In quella seduta, a seguito della programmazione da parte delle Ferrovie dello Stato del raddoppio del binario nella tratta PA-ME, il Consiglio Comunale, presieduto dal sindaco dott. Nicola Imbraguglio, avendo valutato, con grande tempestività, i benefici che il territorio di Cefalù avrebbe potuto trarre da quest'opera, tanto importante quanto agognata, espresse voti unanimi affinché l'attraversamento del territorio di Cefalù venisse progettato e realizzato interamente in galleria, www.qualecefalu.it/node/24997 .

Invero, che l’attraversamento sarebbe dovuto avvenire interamente in galleria era sin troppo ovvio.
L’ovvietà era nell'impossibilità, fisica, che l’attraversamento avvenisse, interamente, in affiancamento alla linea esistente.
Sia nei suoi segmenti in superficie e sia anche nei segmenti in galleria.
Su tale ovvietà, in questo scritto, nulla aggiungerò a quanto ho già scritto in passato.
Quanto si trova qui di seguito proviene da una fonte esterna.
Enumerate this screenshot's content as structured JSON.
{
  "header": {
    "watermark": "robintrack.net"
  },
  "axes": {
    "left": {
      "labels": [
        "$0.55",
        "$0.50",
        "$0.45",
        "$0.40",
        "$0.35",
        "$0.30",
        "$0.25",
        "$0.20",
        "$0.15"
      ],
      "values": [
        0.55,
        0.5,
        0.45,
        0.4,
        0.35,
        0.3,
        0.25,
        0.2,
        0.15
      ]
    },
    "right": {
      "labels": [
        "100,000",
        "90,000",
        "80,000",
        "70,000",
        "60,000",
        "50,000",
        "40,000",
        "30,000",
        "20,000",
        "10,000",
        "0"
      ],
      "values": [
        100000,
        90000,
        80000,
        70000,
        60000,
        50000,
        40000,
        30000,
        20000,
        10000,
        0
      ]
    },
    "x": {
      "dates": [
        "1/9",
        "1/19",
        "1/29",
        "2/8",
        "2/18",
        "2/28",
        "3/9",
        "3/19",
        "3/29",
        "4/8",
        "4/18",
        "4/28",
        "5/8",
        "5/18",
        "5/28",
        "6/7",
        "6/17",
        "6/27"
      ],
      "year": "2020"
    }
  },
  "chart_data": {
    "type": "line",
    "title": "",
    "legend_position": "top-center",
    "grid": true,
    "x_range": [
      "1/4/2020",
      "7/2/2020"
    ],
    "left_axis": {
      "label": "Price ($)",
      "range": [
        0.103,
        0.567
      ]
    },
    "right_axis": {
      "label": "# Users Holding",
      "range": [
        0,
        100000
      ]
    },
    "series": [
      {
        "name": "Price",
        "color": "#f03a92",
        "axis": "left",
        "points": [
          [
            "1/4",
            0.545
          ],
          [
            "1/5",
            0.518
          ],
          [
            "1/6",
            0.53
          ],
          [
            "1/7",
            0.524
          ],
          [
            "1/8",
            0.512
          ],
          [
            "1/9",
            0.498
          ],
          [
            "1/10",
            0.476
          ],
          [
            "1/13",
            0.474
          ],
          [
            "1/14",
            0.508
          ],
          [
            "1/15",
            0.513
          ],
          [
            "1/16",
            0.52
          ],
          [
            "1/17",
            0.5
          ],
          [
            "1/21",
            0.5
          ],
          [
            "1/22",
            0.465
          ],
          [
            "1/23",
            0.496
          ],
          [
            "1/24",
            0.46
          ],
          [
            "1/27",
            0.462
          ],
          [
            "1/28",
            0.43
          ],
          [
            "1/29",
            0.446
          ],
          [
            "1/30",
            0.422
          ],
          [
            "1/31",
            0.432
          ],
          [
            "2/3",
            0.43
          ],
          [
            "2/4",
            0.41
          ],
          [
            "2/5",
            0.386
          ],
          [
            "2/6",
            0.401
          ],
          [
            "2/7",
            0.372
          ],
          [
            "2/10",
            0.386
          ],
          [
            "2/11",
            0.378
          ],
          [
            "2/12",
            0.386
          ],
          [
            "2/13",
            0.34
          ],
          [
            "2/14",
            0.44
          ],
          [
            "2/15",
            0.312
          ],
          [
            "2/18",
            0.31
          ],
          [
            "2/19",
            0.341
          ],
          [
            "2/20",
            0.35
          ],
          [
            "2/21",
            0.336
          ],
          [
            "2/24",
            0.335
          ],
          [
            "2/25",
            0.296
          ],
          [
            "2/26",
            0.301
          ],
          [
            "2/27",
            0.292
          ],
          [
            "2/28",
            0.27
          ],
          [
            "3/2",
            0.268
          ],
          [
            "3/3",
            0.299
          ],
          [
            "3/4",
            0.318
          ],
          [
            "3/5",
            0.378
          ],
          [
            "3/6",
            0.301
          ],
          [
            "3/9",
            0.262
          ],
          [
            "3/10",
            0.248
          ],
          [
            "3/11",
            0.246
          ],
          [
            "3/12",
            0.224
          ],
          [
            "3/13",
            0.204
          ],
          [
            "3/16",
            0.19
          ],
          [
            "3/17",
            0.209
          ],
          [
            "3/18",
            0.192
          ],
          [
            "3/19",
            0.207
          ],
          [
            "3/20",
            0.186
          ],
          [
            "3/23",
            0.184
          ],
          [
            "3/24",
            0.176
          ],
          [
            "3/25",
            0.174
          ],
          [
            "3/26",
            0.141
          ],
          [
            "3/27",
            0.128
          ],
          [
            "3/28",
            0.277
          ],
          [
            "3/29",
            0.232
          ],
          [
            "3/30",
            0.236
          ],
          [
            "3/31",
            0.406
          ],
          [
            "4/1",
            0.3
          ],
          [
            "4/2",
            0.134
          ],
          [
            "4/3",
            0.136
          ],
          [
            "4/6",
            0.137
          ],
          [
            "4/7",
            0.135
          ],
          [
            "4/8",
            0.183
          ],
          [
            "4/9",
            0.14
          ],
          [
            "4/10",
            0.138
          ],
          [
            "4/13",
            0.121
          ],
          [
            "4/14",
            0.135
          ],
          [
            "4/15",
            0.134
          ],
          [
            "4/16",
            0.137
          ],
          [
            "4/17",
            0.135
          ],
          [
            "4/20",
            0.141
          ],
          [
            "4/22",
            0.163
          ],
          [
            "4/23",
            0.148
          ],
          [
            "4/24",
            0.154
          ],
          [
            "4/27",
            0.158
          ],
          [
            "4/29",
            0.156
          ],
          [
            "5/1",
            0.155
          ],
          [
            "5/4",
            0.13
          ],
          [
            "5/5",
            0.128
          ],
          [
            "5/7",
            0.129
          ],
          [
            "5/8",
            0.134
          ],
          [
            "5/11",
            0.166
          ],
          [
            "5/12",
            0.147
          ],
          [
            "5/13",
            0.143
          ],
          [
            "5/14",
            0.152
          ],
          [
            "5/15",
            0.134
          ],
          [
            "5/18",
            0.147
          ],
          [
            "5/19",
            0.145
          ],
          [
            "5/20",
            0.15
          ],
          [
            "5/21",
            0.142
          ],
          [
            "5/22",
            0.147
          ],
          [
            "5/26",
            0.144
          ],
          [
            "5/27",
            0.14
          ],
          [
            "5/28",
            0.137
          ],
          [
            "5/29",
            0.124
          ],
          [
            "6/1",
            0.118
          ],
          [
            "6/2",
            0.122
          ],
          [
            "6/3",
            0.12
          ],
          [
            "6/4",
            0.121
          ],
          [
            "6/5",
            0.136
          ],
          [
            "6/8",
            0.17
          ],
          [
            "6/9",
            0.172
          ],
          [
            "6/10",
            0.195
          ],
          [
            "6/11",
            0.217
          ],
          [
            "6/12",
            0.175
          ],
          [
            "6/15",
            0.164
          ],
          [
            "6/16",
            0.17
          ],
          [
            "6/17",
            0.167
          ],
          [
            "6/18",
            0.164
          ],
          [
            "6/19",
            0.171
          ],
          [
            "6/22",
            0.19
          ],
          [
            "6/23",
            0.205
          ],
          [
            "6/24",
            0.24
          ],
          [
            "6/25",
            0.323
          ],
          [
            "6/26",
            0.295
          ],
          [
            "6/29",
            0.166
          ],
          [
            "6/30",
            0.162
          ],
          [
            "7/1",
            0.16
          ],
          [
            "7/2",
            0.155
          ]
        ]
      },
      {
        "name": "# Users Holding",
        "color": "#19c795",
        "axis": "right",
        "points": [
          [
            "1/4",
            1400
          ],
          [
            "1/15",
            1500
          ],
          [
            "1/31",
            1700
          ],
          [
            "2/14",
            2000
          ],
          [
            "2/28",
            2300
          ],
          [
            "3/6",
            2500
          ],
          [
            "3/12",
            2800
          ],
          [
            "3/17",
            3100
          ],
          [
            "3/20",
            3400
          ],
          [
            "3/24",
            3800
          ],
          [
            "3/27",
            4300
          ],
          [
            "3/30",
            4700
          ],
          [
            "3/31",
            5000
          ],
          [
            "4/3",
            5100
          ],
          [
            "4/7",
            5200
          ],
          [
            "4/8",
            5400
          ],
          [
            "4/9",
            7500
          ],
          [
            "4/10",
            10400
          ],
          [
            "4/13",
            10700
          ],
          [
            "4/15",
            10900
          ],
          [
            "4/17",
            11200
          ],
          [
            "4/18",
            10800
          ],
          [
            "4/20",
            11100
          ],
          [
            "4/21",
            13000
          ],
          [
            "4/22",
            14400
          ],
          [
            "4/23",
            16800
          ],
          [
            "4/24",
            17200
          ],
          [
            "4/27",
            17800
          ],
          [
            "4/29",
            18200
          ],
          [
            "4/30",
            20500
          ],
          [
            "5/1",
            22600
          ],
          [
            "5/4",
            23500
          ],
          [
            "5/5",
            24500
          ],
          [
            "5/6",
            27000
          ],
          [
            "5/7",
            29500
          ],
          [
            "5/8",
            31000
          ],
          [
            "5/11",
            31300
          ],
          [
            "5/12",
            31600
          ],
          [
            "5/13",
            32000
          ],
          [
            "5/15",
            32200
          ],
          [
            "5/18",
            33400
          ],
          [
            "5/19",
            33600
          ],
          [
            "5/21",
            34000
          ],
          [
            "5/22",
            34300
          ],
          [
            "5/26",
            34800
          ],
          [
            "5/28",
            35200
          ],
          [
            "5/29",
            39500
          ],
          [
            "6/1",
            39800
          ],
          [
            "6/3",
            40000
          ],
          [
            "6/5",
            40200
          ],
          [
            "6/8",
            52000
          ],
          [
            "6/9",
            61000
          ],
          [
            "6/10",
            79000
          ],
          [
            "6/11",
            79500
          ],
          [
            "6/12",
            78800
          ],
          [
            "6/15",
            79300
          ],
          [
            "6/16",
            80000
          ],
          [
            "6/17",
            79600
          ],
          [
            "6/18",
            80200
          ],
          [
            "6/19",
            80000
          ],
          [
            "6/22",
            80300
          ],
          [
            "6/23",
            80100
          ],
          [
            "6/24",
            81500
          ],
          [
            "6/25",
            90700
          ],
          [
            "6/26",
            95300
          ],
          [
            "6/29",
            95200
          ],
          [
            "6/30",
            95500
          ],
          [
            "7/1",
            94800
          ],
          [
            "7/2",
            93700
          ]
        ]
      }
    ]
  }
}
Altrettanto ovvi erano i benefici, che il raddoppio avrebbe procurato a tutto il territorio di Cefalù:
1- soppressione di tutti i passaggi a livello, da quello di Cocuzzola a quello di Sant’Ambrogio;
2- soppressione della sottostazione elettrica di Pietragrossa con la conseguente eliminazione dell’inquinamento elettromagnetico prodotto dalla linea ad alta tensione che la alimenta;
3- 
la possibilità, almeno per me, giovane Consigliere di belle speranze, che le FFSS cedessero al Comune la vastissima area, che dal passaggio a livello di Gallizza si estende sino alle pendici della Rocca, occupata, allora in misura maggiore di oggi, dai binari della strada ferrata, dai fabbricati e dalle pertinenze della vecchia stazione. 
Un'area, che, dopo la dismissione della vecchia linea, avrebbe potuto, e potrebbe, assolvere a tante funzioni e questioni urbane,  tutt'ora irrisolte. 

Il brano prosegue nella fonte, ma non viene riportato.